El nuevo ministro de Asuntos Exteriores, Josep Borrell, declaró en su día, a propósito de la pretendida secesión de Cataluña: «La comunidad internacional no reconocerá una i ndependencia por las bravas de una región más rica, que quiere escapar porque no quiere ser solidaria».

No hay más que ver la reacción que ha provocado la noticia en el mundo soberanista para darse cuenta de la sacudida que provocó el anuncio del primer nombramiento del nuevo Gobierno.

La gente con el lápiz más afilado ya ha dicho que, a los que se topan con él en el Gobierno y precisamente con sus votos, se la han colado, «una provocación y una tomadura de pelo».

Leridano, hijo de un panadero que costeó sus estudios en universidades de prestigio, ingeniero aeronáutico, doctor en economía, catedrático de matemáticas, ministro en Madrid y presidente del Parlamento Europeo, es un orgullo para todos los catalanes.

Dicen los independentistas que es un renegado y que no tiene el perfil idóneo para comenzar un diálogo. Y andan desencaminados porque es cuña de la misma madera aunque no tiene problema alguno en sentirse español. Quizás la preocupación de quienes dicen esto, radique en que será difícil encontrar a alguien tan idóneo para explicar «las cuentas y los cuentos de la independencia» y el verdadero alcance del golpe de Estado.

Puede que de ahí arranque la iracundia del president legitim, que no ha tardado en acusar recibo al gol que, «apologetas, satisfechos y pomposos», como les ha definido, han endiñado a los 17 diputados independentistas de ERC y PdCAT. Se preguntaba, lamentando la elección de quien, «le dijo la sartén al cazo», ha contribuido al «odio» contra Catalunya: «¿Es este el gesto que tenían pensado para enviarnos un mensaje fraternal de desescalada?». O es que ¿acaso está pensando, pero no lo dice, que contra los anteriores inquilinos, se vivía mejor?

Es posible que la animadversión también tenga que ver con que Borrell, que fue presidente del Instituto Universitario Europeo de Florencia, es un dialéctico temible para sus adversarios, como quedó demostrado en aquel inolvidable debate en televisión con el presidente de ERC. Le vetó TV3 que evitó dar publicidad a ese «baño», celebrado por los catalanes preteridos, ese 50 por ciento que parece no existir para la televisión pública catalana.

Al nuevo ministro le reprochan que sea jacobino, o lo que es lo mismo, que esté a favor de que el Estado sea el valedor del bien común, por lo que es fundamental la obediencia a la Constitución y a las leyes.

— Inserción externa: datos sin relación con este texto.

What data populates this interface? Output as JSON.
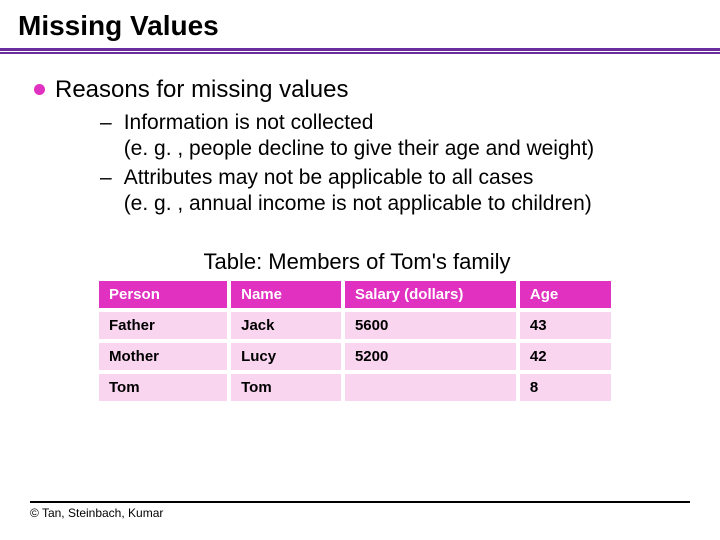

Justo todo lo contrario de lo que ha sido el continuum de la sedición en Cataluña.

Le conocen bien en el Parlamento Europeo, de manera que si los prófugos, acantonados en Bélgica o Alemania, tratasen de denostarle como integrante de un «gobierno franquista», los de la UE, de tanto reír, se arriesgan a desportillarse el esfínter.

Su nombramiento, destacado del resto del casting del nuevo Gobierno, ha querido ser singularizado, con varios mandados a la vez. Sobre la base de un prestigio internacional intacto, la apuesta ha sido por un «duro» que no se arredra con los mitos del independentismo. Envite que el elegido ha aceptado, con 71 años, pero sin atisbo de complejos.

A diferencia de las incandescencias anteriores, quien ha dado buena imagen de Cataluña y de España en Europa, no regateará esfuerzos en internacionalizar lo que se está ventilando y será heraldo eficaz en la denuncia de las hazañas de los secesionistas en un proceso en que se han malversado formidables recursos de los contribuyentes.

Para los que, desde el fanatismo, se obstinan en el delirio de la discordia, el nuevo canciller español, social demócrata, europeísta y catalán, no va a ser un contrincante precisamente fácil, por personalidad y carácter. Su nombramiento, es un acierto sustancial para los intereses de España, aunque no sea «un catalán bueno» para sus adversarios.